Posts tagged ‘Grimspace’
I’ve started working on my “Best of 2008” list and have hit a few snags.
One, is that I am completely incapable of limiting myself to a short list. No “Top 5” or even “Top 10” for me! At least not at this point. The best I can come up with (at least for now) is a few lists, based on genres or categories. That way, I can avoid apples and oranges comparisons between different kinds of books. For example, my reading experience and mindset of a murder mystery is quite different than they are than, say, if I’m reading an m/m romance.
Of course if I’m reading an m/m mystery romance, than what I’ve just said is shot to hell. (I’m looking at you, Adrien English Mysteries!) Which brings me to another issue I’ve had working on this end of year stuff:
How limiting or helpful are genre designations?
Of course, some classification is necessary. I mean, I don’t want to walk into Barnes and Noble and have to sort thru auto repair manuals when looking for Lisa Kleypas. However, with many books being much more complex than a simple “romance” or “sci fi” story, how limiting are these classifications, and especially sub-classifications? How many hypenated, genre-slash-genres must we come up with to accurately describe a work of fiction? (*coughMyFairCaptaincough*)
I struggle enough when I have to fill out a form, and they ask me a yes or no question, and expect me to check a box. I’m always thinking, “Yeah, but what about … (fill in any random extenuating circumstance here)?”
I’ve gone back and forth on whether to add genre notations on my booklists here on my blog. I feel like sometimes adding them will prevent someone from checking a book out, because they’ll see the genre or a sub-category of that genre, and think, “Well, I don’t really read … romance (or fantasy or sci fi or m/m)” and then ignore a truly wonderful and worthy-to-be-read book.
Also, while categorizations are supposed to clarify things, and give us a sense of what to expect, sometimes they seem to create greater confusion about a book. Exactly where is the dividing line between Urban Fantasy and Paranormal Romance? If a book is a “Sci Fi/Romance” (as is the case of Ann Aguirre’s excellent Grimspace) is it in the Sci Fi section or the Romance section? Won’t the placement mean that a whole group of readers will never consider reading it because they don’t consider themselves “Sci Fi readers” or “Romance readers”?
I’ve been wanting my husband to listen to the audiobook of Outlander by Diana Gabaldon. He’s a very open-minded reader (when we met in college his major/minor was Literature/Women’s Studies.) He loves historical fiction as much as I do, and always into novels with high-adventure content. He’s also a big fan of the Anita Blake series (tho’ he’s only read up to book 5 of that so far—no erotic Anita yet!) But, does the “romance” aspect of Outlander, a truly incredible novel, push it more into the “romance” category? I can’t imagine him reading a straight-forward romance.
I’d be really interested in hearing your opinions on this topic.

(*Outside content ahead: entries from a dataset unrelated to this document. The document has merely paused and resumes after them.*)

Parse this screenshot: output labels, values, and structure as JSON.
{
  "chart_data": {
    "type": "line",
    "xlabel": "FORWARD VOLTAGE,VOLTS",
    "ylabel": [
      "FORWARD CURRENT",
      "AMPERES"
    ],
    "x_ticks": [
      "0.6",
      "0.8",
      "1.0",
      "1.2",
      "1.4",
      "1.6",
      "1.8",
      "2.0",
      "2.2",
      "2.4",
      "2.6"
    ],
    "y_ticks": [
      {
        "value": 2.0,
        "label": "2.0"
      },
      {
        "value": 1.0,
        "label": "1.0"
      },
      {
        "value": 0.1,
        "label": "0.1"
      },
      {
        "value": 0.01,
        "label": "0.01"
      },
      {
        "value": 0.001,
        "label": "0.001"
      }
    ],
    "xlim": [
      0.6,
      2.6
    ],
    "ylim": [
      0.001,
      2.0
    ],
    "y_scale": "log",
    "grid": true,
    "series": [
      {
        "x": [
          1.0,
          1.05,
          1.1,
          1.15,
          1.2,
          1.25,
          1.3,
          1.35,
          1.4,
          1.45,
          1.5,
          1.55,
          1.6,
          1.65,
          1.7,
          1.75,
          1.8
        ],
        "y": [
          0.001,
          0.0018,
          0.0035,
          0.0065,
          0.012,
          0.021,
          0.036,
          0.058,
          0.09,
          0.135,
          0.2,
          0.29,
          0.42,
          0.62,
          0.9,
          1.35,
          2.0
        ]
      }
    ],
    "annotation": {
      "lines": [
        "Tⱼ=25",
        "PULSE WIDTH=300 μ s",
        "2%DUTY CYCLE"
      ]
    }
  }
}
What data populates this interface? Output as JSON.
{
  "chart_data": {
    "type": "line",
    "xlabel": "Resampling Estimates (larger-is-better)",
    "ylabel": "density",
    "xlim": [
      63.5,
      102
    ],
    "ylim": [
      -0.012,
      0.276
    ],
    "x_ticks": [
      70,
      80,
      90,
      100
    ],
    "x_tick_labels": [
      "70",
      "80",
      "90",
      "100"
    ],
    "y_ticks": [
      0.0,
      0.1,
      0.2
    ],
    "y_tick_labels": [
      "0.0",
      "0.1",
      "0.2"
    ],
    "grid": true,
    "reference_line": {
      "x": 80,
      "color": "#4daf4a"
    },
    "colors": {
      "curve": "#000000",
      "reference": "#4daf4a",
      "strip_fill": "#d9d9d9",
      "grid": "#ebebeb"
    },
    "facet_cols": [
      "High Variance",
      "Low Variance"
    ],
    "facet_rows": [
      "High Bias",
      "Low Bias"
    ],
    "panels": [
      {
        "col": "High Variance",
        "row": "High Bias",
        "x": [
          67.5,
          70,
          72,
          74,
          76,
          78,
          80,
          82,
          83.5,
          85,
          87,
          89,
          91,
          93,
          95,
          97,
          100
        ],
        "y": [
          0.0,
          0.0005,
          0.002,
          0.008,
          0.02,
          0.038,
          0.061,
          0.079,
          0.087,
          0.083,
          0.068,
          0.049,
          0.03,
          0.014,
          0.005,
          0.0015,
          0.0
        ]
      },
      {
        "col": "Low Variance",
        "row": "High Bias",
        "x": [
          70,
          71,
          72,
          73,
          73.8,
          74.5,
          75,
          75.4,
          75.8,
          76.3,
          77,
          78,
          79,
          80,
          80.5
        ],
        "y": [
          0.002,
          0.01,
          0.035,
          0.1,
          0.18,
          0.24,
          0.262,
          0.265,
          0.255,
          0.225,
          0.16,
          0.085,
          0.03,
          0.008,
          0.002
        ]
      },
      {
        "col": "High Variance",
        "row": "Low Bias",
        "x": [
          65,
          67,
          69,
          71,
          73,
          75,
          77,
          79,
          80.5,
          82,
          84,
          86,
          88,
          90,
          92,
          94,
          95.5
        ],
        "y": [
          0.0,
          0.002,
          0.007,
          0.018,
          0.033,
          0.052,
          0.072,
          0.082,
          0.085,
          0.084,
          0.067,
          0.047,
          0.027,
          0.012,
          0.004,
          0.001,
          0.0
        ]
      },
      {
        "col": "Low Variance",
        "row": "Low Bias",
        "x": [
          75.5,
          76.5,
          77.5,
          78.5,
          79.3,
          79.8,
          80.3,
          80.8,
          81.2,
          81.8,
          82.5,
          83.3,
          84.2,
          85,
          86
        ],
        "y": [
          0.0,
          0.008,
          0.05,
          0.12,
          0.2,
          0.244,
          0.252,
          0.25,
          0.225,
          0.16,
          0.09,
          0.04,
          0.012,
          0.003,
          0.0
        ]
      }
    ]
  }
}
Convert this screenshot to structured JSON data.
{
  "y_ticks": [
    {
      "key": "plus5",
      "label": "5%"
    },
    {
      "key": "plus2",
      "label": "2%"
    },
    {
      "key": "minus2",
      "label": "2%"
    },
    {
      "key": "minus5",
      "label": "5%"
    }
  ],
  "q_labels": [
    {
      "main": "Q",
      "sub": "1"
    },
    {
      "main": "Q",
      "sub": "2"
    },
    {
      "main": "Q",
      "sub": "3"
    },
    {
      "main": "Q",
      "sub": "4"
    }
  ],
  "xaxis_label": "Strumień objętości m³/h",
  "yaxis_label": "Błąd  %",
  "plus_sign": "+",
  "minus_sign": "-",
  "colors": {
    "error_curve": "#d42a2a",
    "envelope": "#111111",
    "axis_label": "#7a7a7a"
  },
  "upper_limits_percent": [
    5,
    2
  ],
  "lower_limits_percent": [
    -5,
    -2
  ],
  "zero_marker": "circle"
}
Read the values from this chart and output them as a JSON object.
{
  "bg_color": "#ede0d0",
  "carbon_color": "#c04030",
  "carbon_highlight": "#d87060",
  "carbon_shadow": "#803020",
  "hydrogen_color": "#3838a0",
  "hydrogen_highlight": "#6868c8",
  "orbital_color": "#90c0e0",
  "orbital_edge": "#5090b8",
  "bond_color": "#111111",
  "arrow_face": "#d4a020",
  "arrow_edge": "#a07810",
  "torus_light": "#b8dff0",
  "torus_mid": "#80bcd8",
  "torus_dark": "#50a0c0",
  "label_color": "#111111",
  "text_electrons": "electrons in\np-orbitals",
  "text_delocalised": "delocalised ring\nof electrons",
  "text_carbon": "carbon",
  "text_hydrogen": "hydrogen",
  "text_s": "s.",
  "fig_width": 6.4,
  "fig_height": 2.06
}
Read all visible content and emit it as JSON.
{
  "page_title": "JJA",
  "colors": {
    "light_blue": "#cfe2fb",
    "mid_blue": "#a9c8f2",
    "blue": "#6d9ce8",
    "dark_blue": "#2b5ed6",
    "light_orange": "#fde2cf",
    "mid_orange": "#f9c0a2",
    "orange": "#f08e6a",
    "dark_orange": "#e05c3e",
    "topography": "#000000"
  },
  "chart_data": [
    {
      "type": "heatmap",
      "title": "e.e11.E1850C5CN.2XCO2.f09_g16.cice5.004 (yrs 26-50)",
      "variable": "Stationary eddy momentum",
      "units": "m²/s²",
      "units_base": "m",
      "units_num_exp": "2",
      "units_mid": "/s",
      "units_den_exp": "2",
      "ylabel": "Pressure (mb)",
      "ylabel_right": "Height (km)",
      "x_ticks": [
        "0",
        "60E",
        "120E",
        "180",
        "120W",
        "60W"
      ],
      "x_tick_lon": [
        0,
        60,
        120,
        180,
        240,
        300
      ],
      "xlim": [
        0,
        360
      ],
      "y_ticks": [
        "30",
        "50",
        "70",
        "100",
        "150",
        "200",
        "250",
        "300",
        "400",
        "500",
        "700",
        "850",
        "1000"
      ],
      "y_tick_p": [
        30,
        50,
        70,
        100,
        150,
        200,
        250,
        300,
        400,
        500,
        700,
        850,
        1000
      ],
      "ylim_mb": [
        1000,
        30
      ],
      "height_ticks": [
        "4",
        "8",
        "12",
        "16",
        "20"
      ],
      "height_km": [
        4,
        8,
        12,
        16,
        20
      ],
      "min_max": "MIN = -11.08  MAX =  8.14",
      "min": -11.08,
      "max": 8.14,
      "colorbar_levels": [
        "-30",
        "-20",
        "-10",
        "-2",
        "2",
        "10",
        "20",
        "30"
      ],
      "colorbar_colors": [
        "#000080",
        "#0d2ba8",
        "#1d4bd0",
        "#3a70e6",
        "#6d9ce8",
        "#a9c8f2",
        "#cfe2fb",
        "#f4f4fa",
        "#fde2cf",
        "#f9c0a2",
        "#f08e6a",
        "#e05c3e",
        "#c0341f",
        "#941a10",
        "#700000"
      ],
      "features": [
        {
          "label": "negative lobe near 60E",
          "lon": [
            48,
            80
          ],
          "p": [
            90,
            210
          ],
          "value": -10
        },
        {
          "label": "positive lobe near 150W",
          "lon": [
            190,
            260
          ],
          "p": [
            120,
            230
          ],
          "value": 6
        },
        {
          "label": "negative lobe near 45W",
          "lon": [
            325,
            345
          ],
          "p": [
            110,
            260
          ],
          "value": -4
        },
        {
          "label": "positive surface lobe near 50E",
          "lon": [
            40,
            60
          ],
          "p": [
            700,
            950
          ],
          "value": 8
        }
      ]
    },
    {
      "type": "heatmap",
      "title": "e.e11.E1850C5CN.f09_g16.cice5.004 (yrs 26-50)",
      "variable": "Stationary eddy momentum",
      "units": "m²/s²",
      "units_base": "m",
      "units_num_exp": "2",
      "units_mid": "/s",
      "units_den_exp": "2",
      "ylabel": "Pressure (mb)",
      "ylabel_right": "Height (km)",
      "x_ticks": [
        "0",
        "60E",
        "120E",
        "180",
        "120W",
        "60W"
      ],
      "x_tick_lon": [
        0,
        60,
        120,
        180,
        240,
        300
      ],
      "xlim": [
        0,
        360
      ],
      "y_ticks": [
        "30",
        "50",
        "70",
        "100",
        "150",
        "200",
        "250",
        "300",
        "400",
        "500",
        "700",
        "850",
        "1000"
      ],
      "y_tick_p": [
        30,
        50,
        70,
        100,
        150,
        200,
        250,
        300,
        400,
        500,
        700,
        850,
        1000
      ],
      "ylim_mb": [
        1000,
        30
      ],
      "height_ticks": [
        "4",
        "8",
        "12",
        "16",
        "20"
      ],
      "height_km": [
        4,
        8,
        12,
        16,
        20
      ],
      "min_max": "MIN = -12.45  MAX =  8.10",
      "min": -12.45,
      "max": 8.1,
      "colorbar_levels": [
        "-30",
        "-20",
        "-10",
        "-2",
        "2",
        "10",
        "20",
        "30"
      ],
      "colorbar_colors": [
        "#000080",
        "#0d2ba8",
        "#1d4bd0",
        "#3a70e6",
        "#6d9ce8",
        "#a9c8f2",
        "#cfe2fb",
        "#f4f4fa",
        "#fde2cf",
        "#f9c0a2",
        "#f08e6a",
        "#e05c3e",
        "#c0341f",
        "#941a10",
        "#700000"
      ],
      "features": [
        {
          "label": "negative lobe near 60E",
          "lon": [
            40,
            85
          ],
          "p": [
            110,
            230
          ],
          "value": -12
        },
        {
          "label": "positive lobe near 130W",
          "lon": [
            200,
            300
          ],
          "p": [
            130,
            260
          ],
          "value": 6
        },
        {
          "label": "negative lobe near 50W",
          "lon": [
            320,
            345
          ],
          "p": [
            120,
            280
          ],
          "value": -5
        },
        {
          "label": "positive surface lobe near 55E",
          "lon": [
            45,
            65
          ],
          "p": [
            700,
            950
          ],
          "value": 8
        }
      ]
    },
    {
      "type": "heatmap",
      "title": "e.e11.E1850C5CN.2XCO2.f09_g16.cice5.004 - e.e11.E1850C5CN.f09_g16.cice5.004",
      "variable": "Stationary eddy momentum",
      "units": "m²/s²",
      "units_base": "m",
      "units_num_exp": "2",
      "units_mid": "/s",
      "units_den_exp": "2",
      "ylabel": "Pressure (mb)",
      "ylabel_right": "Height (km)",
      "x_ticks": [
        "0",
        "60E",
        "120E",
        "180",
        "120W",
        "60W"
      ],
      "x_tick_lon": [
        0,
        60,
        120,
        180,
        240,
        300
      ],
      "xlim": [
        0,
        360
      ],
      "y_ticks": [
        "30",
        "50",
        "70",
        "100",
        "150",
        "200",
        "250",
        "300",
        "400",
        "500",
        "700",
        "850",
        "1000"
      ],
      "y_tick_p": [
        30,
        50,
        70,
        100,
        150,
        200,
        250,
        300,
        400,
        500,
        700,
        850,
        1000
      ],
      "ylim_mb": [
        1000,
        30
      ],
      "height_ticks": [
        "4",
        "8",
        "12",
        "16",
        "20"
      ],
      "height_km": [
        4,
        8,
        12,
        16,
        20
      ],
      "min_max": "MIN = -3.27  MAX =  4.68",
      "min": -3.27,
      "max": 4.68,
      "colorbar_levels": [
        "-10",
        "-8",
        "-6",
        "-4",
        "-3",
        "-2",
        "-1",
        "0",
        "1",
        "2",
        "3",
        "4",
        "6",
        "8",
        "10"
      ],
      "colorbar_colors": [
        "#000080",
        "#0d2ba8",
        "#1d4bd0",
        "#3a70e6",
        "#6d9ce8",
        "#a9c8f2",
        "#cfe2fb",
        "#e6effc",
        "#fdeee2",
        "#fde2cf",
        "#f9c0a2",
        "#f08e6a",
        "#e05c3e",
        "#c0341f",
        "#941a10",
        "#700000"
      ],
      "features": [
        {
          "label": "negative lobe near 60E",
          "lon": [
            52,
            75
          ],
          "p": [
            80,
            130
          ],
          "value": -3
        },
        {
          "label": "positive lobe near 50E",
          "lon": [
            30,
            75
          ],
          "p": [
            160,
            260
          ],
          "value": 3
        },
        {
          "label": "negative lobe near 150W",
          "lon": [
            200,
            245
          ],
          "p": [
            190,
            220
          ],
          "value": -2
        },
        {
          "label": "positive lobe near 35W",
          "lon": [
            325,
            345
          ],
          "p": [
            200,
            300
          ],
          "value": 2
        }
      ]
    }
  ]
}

I get the need for some genre categorizations, but do you think sub-genres are too limiting? Or are they helpful?
Are there books that you love that you might not have read if you had first known it was of a specific genre or sub-genre?
Well, I guess I’ll get back to work on those end of year lists!
ETA: I LOVE all the books I’ve mentioned above. (You will probably see them on the aforementioned “Best of” lists. My problem isn’t with the fact that these books are cross-genre. It’s with the need to break them down into these categories.